Lanjut Dan Satriana, alasan peningkatan prosentase di jalur prestasi sebagai bentuk apresiasi terhadap prestasi perlu pertimbangan yang lebih matang.
Memasukkan mereka Sekolah negeri dan swasta yang pembelajarannya mengacu pada standar pendidikan nasional justru tidak akan mendukung peningkatan kecerdasan dan bakat mereka.

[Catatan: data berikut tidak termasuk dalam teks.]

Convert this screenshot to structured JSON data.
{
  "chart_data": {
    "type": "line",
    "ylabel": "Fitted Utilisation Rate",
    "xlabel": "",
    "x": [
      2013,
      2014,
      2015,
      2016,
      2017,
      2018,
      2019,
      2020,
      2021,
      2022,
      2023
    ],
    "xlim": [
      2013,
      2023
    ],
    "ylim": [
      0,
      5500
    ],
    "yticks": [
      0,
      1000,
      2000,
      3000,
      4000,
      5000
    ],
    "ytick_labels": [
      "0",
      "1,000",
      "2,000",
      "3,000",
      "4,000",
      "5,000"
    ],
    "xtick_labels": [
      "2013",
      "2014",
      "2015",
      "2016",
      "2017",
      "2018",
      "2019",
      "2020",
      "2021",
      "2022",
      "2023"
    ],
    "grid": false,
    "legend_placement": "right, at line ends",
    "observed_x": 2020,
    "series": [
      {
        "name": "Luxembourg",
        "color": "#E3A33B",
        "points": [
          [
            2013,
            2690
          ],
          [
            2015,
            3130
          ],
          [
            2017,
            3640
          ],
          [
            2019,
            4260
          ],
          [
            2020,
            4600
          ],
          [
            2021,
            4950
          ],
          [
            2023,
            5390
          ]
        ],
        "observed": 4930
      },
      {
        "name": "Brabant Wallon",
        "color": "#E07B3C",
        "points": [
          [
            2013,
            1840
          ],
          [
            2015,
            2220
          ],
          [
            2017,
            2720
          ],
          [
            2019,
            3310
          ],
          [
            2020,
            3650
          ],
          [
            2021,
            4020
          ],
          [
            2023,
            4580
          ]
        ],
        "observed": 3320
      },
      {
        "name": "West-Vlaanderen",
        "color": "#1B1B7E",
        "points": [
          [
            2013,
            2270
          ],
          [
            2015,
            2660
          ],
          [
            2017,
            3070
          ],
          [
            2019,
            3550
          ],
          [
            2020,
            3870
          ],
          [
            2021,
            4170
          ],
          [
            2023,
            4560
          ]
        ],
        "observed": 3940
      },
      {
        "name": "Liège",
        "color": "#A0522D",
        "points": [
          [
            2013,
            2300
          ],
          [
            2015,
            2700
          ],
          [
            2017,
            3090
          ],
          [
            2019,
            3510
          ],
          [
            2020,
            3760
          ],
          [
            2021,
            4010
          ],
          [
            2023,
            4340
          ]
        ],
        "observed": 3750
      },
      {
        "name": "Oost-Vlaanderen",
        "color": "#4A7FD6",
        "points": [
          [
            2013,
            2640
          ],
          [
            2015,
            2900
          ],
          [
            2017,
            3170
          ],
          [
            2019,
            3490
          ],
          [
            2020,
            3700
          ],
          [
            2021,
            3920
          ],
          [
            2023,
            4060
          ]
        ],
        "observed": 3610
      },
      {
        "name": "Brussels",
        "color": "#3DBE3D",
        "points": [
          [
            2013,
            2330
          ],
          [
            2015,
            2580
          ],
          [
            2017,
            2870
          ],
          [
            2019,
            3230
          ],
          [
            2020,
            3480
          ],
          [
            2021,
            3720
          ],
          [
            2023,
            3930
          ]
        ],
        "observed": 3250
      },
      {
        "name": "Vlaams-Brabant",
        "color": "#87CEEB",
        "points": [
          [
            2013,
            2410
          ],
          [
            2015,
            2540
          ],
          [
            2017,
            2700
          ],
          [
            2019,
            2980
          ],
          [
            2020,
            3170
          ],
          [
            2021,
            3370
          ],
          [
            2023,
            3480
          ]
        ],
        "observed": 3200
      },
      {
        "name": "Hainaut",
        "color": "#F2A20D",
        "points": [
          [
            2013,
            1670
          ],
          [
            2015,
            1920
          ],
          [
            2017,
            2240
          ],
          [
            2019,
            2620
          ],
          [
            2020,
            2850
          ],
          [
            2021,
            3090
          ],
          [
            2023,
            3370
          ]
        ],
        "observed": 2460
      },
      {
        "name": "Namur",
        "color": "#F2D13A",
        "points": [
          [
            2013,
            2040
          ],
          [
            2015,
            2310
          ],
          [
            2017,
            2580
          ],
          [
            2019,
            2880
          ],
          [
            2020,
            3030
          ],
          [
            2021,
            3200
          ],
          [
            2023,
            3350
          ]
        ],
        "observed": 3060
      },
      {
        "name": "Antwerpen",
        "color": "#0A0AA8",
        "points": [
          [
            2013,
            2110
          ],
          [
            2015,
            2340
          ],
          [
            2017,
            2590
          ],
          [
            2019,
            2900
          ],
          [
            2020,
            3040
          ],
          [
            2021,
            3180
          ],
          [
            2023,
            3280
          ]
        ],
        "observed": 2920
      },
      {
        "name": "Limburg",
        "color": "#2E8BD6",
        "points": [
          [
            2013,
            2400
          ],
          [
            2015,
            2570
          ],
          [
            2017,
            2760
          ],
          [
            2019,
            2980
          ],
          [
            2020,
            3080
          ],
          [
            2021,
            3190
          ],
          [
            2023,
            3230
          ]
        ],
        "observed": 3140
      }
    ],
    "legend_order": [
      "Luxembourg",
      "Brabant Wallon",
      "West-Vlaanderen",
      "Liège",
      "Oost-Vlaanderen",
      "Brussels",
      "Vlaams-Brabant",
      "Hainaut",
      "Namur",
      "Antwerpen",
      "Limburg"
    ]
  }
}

Sesuai dengan program presiden membentuk sekolah unggulan, apabila murid tersebut memang memiliki kecerdasan dan bakat khusus justru seharusnya oleh pemerintah disalurkan dan dibantu untuk bersekolah di beberapa sekolah swasta yang selama ini memang sudah mengembangkan metode pembelajaran unggulan dan fleksibel agar kecerdasan dan bakat mereka semakin terasah.
Apapun nanti sistem yang akan ditetapkan, SPMB perlu dilihat sebagai kewajiban pemerintah dalam memberikan pelayanan pendidikan, sehingga tidak boleh melanggar prinsip-prinsip pelayanan publik.

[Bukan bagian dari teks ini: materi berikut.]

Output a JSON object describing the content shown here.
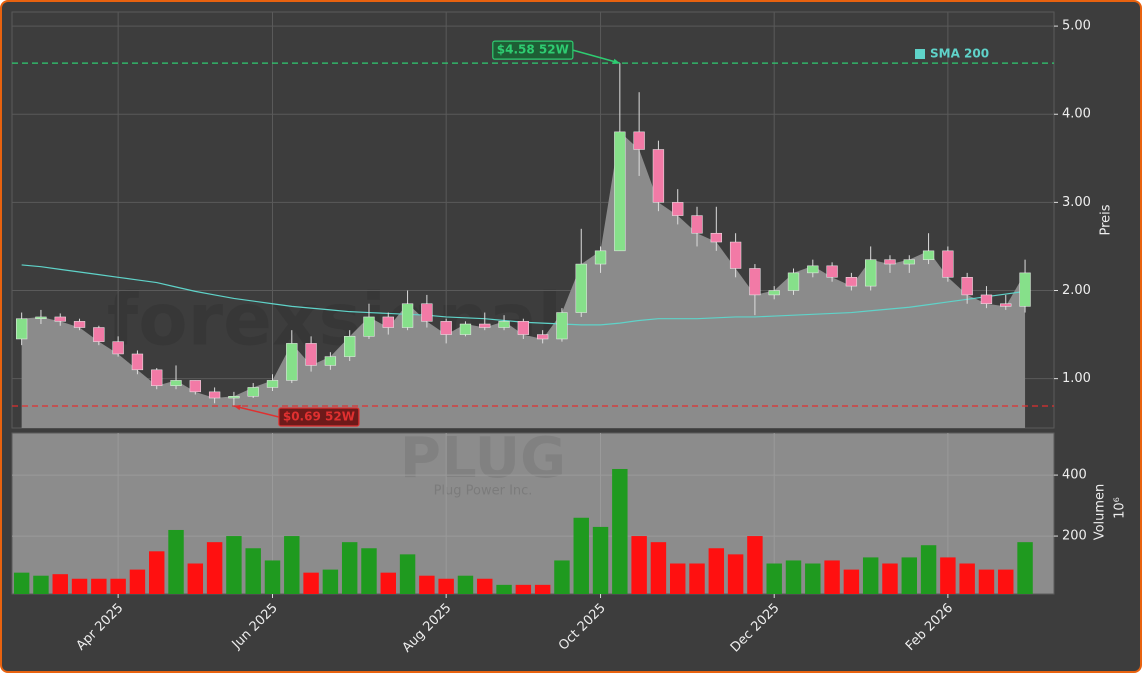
{
  "chart_data": {
    "type": "candlestick",
    "watermark": "forexsignale.trade",
    "symbol": "PLUG",
    "company": "Plug Power Inc.",
    "categories": [
      null,
      null,
      null,
      null,
      null,
      "Apr 2025",
      null,
      null,
      null,
      null,
      null,
      null,
      null,
      "Jun 2025",
      null,
      null,
      null,
      null,
      null,
      null,
      null,
      null,
      "Aug 2025",
      null,
      null,
      null,
      null,
      null,
      null,
      null,
      "Oct 2025",
      null,
      null,
      null,
      null,
      null,
      null,
      null,
      null,
      "Dec 2025",
      null,
      null,
      null,
      null,
      null,
      null,
      null,
      null,
      "Feb 2026",
      null,
      null,
      null,
      null,
      null
    ],
    "open": [
      1.45,
      1.68,
      1.7,
      1.65,
      1.58,
      1.42,
      1.28,
      1.1,
      0.92,
      0.98,
      0.85,
      0.78,
      0.8,
      0.9,
      0.98,
      1.4,
      1.15,
      1.25,
      1.48,
      1.7,
      1.58,
      1.85,
      1.65,
      1.5,
      1.62,
      1.58,
      1.65,
      1.5,
      1.45,
      1.75,
      2.3,
      2.45,
      3.8,
      3.6,
      3.0,
      2.85,
      2.65,
      2.55,
      2.25,
      1.95,
      2.0,
      2.2,
      2.28,
      2.15,
      2.05,
      2.35,
      2.3,
      2.35,
      2.45,
      2.15,
      1.95,
      1.85,
      1.82,
      null
    ],
    "high": [
      1.75,
      1.78,
      1.74,
      1.68,
      1.6,
      1.48,
      1.32,
      1.12,
      1.15,
      0.98,
      0.9,
      0.85,
      0.95,
      1.05,
      1.55,
      1.48,
      1.3,
      1.55,
      1.85,
      1.75,
      2.0,
      1.95,
      1.68,
      1.65,
      1.75,
      1.72,
      1.68,
      1.55,
      1.8,
      2.7,
      2.5,
      4.58,
      4.25,
      3.7,
      3.15,
      2.95,
      2.95,
      2.65,
      2.3,
      2.05,
      2.25,
      2.35,
      2.32,
      2.2,
      2.5,
      2.4,
      2.4,
      2.65,
      2.5,
      2.2,
      2.05,
      1.95,
      2.35,
      null
    ],
    "low": [
      1.38,
      1.62,
      1.6,
      1.55,
      1.38,
      1.25,
      1.05,
      0.88,
      0.88,
      0.82,
      0.72,
      0.69,
      0.78,
      0.86,
      0.95,
      1.08,
      1.1,
      1.2,
      1.45,
      1.5,
      1.55,
      1.58,
      1.4,
      1.48,
      1.55,
      1.55,
      1.45,
      1.4,
      1.42,
      1.7,
      2.2,
      2.45,
      3.3,
      2.9,
      2.75,
      2.5,
      2.45,
      2.15,
      1.72,
      1.9,
      1.95,
      2.15,
      2.1,
      2.0,
      2.0,
      2.2,
      2.2,
      2.3,
      2.1,
      1.85,
      1.8,
      1.78,
      1.75,
      null
    ],
    "close": [
      1.68,
      1.7,
      1.65,
      1.58,
      1.42,
      1.28,
      1.1,
      0.92,
      0.98,
      0.85,
      0.78,
      0.8,
      0.9,
      0.98,
      1.4,
      1.15,
      1.25,
      1.48,
      1.7,
      1.58,
      1.85,
      1.65,
      1.5,
      1.62,
      1.58,
      1.65,
      1.5,
      1.45,
      1.75,
      2.3,
      2.45,
      3.8,
      3.6,
      3.0,
      2.85,
      2.65,
      2.55,
      2.25,
      1.95,
      2.0,
      2.2,
      2.28,
      2.15,
      2.05,
      2.35,
      2.3,
      2.35,
      2.45,
      2.15,
      1.95,
      1.85,
      1.82,
      2.2,
      null
    ],
    "up_color": "#86e08a",
    "down_color": "#f27aa6",
    "area_color": "#8b8b8b",
    "ylim": [
      0.44,
      5.16
    ],
    "yticks": [
      {
        "value": 1,
        "label": "1.00"
      },
      {
        "value": 2,
        "label": "2.00"
      },
      {
        "value": 3,
        "label": "3.00"
      },
      {
        "value": 4,
        "label": "4.00"
      },
      {
        "value": 5,
        "label": "5.00"
      }
    ],
    "ylabel": "Preis",
    "grid": true,
    "legend": "upper right",
    "series": [
      {
        "name": "SMA 200",
        "color": "#5fd3c9",
        "values": [
          2.29,
          2.27,
          2.24,
          2.21,
          2.18,
          2.15,
          2.12,
          2.09,
          2.04,
          1.99,
          1.95,
          1.91,
          1.88,
          1.85,
          1.82,
          1.8,
          1.78,
          1.76,
          1.75,
          1.74,
          1.73,
          1.72,
          1.7,
          1.69,
          1.68,
          1.66,
          1.64,
          1.63,
          1.62,
          1.61,
          1.61,
          1.63,
          1.66,
          1.68,
          1.68,
          1.68,
          1.69,
          1.7,
          1.7,
          1.71,
          1.72,
          1.73,
          1.74,
          1.75,
          1.77,
          1.79,
          1.81,
          1.84,
          1.87,
          1.9,
          1.93,
          1.96,
          1.99,
          null
        ]
      }
    ],
    "annotations": [
      {
        "text": "$4.58 52W",
        "value": 4.58,
        "color": "#2ecc71"
      },
      {
        "text": "$0.69 52W",
        "value": 0.69,
        "color": "#e03030"
      }
    ],
    "volume": {
      "values": [
        80,
        70,
        75,
        60,
        60,
        60,
        90,
        150,
        220,
        110,
        180,
        200,
        160,
        120,
        200,
        80,
        90,
        180,
        160,
        80,
        140,
        70,
        60,
        70,
        60,
        40,
        40,
        40,
        120,
        260,
        230,
        420,
        200,
        180,
        110,
        110,
        160,
        140,
        200,
        110,
        120,
        110,
        120,
        90,
        130,
        110,
        130,
        170,
        130,
        110,
        90,
        90,
        180,
        null
      ],
      "ylim": [
        10,
        538
      ],
      "yticks": [
        200,
        400
      ],
      "ylabel": "Volumen",
      "offset_label": "10⁶",
      "up_color": "#1f9a1f",
      "down_color": "#ff1010",
      "background": "#8c8c8c"
    }
  }
}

Pemerintah kata Dan Satriana, harus membentuk sistem yang memberikan kesempatan seluas-luasnya bagi semua anak untuk mengakses pelayanan pendidikan dengan cara melibatkan sekolah swasta dan membantu pembiayaan pendidikan agar angka partisipasi pendidikan sampai pendidikan menengah semakin tinggi.
"Pemerintah juga harus mempertimbangkan kebijakan khusus dan proaktif bagi murid dari kelompok rentan, seperti anak-anak berkebutuhan khusus, anak dari keluarga ekonomi tidak mampu, anak di wilayah yang belum memiliki sekolah, anak yang terpaksa harus bekerja dengan cara menyalurkan dan membantu mereka bersekolah di sekolah terdekat maupun mendukung penyelenggaraan pendidikan pelayanan khusus dan pendidikan non formal," lanjut Dan Satriana.